我正在尝试在MySQL中创建一个包含3个不同表格的视图。
CREATE TABLE ACTOR (
ACTOR_ID DECIMAL (2,0) PRIMARY KEY NOT NULL,
ACTOR_FIRST CHAR(25),
ACTOR_LAST CHAR(30),
DOB DATE
);
CREATE TABLE DIRECTOR (
DIRECTOR_ID DECIMAL(2,0) PRIMARY KEY NOT NULL,
DIRECTOR_FIRST CHAR(25),
DIRECTOR_LAST CHAR(30)
);
CREATE TABLE FILM (
FILM_ID DECIMAL(2,0) PRIMARY KEY NOT NULL,
TITLE CHAR(50),
RELEASE_DATE DATE,
DIRECTOR_ID DECIMAL(2,0),
GENRE_ID CHAR(10),
PRODUCTION_ID CHAR(3)
);
我试图创建的VIEW
:
create view film_production as
select
title,
actor_first,
actor_last,
director_first,
director_last,
Production_id,
release_date
from film,
actor,
director
;
这给了我192个结果。
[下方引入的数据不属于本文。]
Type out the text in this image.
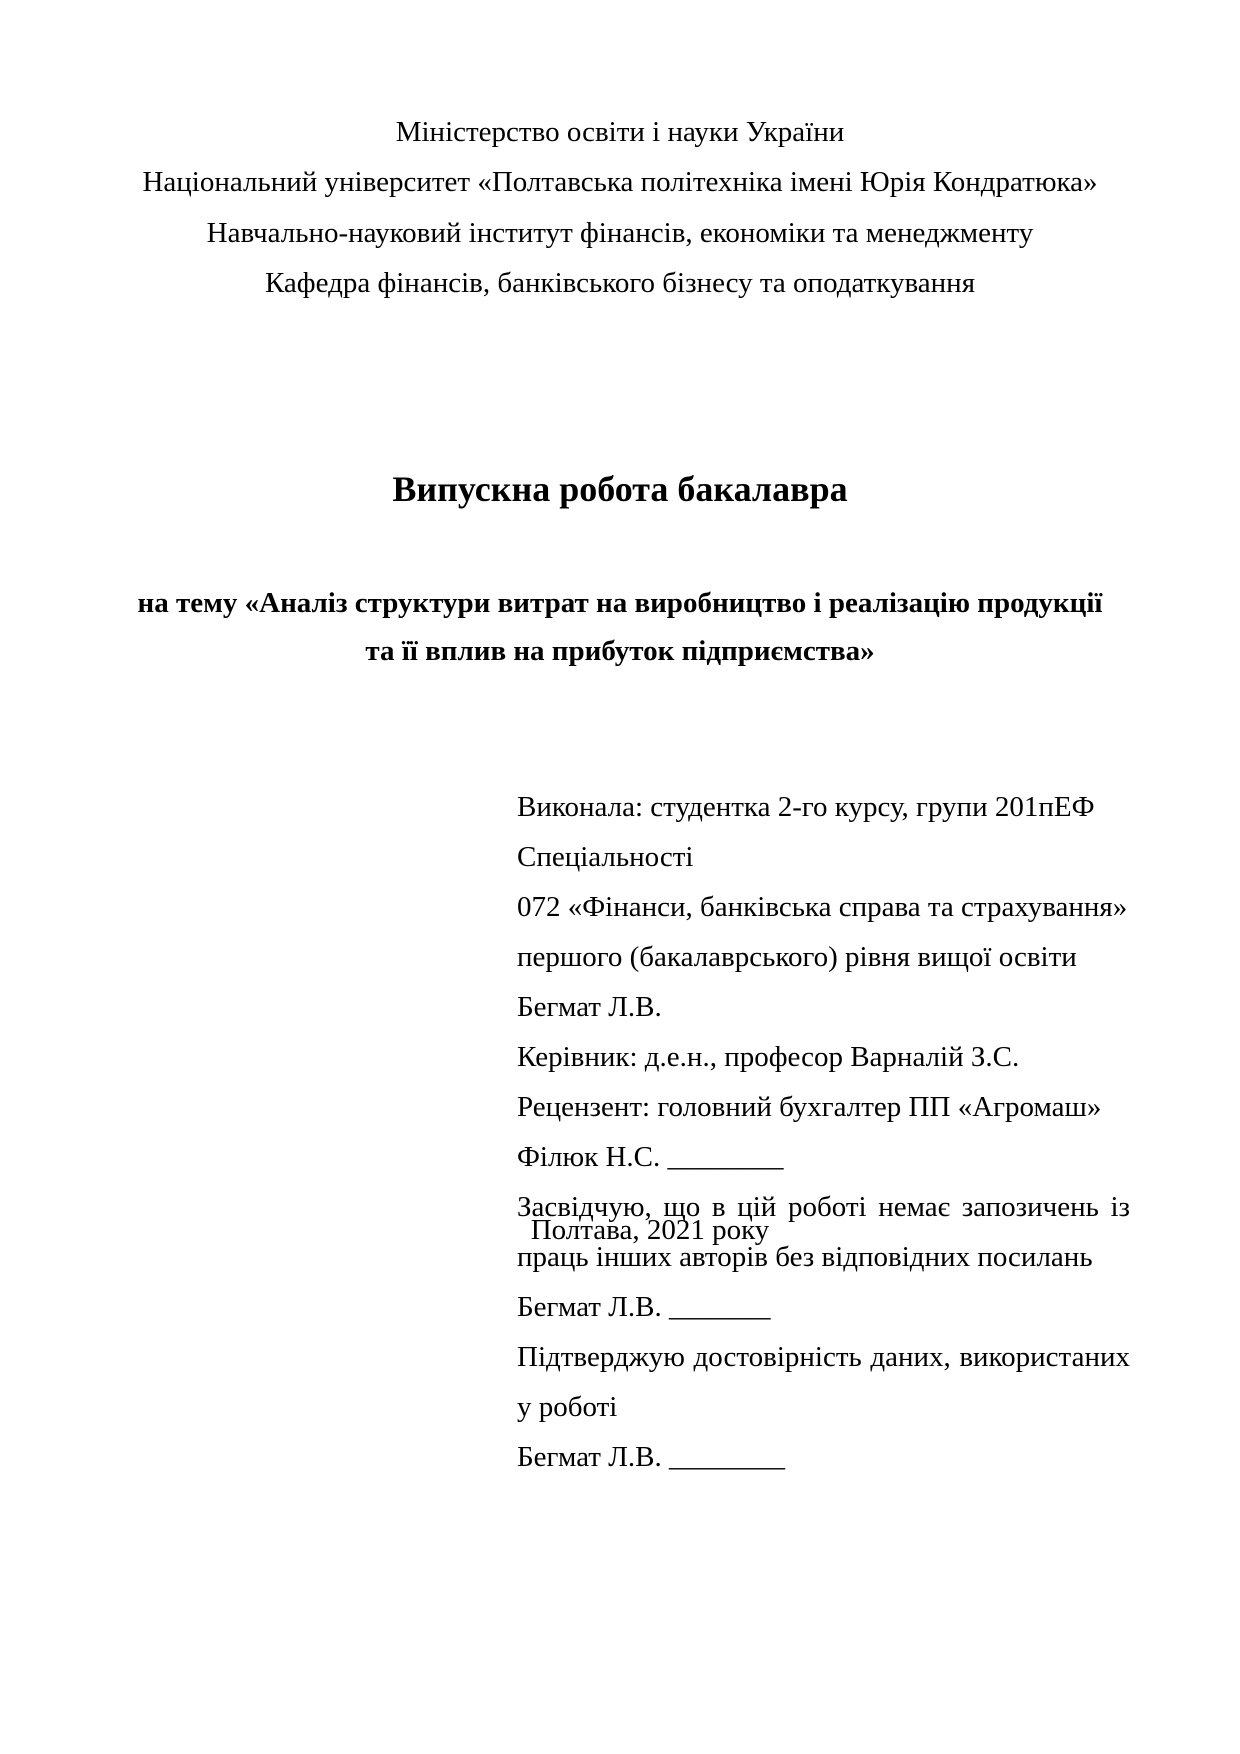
Міністерство освіти і науки України
Національний університет «Полтавська політехніка імені Юрія Кондратюка»
Навчально-науковий інститут фінансів, економіки та менеджменту
Кафедра фінансів, банківського бізнесу та оподаткування
Випускна робота бакалавра
на тему «Аналіз структури витрат на виробництво і реалізацію продукції
та її вплив на прибуток підприємства»
Виконала: студентка 2-го курсу, групи 201пЕФ
Спеціальності
072 «Фінанси, банківська справа та страхування»
першого (бакалаврського) рівня вищої освіти
Бегмат Л.В.
Керівник: д.е.н., професор Варналій З.С.
Рецензент: головний бухгалтер ПП «Агромаш»
Філюк Н.С. ________
Засвідчую, що в цій роботі немає запозичень із
праць інших авторів без відповідних посилань
Бегмат Л.В. _______
Підтверджую достовірність даних, використаних
у роботі
Бегмат Л.В. ________
Полтава, 2021 року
但我只有3个演员,8个电影,8个导演,6个production_id。另外需要注意的是1部电影中有3部演员中的2部,所以我应该至少有9部电影不能显示192部。我不知道自己做错了什么。我只是想不起来。我想的可能是join
或某种类型。
答案 0 :(得分:2)
是的,您的视图应该使用连接。
但是,看起来你错过了一张桌子,比如film_actor。 使用丢失的表格,并假设您正在尝试获取每部电影的演员和导演,这将是
SELECT
FILM.*
,ACTOR_FIRST + ' ' + ACTOR_LAST AS actor
,DIRECTOR_FIRST + ' ' + DIRECTOR_LAST AS director
FROM FILM
INNER JOIN FILM_ACTOR fa ON fa.FILM_ID = FILM.FILM_ID
INNER JOIN ACTOR ON ACTOR.ACTOR_ID = FILM_ACTOR.ACTOR_ID
INNER JOIN DIRECTOR d ON d.DIRECTOR_ID = FILM.DIRECTOR_ID
就像我提到的那样,你错过了一个能够容纳多个演员并将它们与一部电影相关联的表:一对多的关系。
答案 1 :(得分:1)
你有没有考虑在演员和电影,导演和电影表之间添加参考键?
<强>演员强>
CREATE TABLE ACTOR (
ID INT PRIMARY KEY NOT NULL,
FIRSTNAME VARCHAR(25),
LASTNAME VARCHAR(30),
DOB DATE
);
<强>总强>
CREATE TABLE DIRECTOR (
ID INT PRIMARY KEY NOT NULL,
FIRSTNAME VARCHAR(25),
LASTNAME VARCHAR(30)
);
与演员和导演有联系的电影
CREATE TABLE FILM (
FILM_ID INT PRIMARY KEY NOT NULL,
TITLE VARCHAR(50),
RELEASE_DATE DATE,
DIRECTOR_ID INT,
GENRE_ID INT,
PRODUCTION_ID INT,
ACTOR_ID INT,
CONSTRAINT FK_FILM_DIRECTOR_ID FOREIGN KEY (DIRECTOR_ID)
REFERENCES DIRECTOR(ID),
CONSTRAINT FK_FILM_ACTOR_ID FOREIGN KEY (ACTOR_ID)
REFERENCES ACTOR(ID)
);
查看合并3个表格
create view film_production as
select
title,
a.firstname as actor_firstname,
a.lastname as actor_lastname,
d.firstname as director_firstname,
d.lastname as directory_lastname,
Production_id,
release_date
from film f
left join actor a on f.actor_id = a.id
left join director d on f.director_id = d.id;
示例:http://sqlfiddle.com/#!9/9fe1e
请注意,对于ID字段和VARCHAR而不是CHAR字段,我使用了INT而不是DECIMAL。这可能有助于为大多数通用用途分配合适的空间。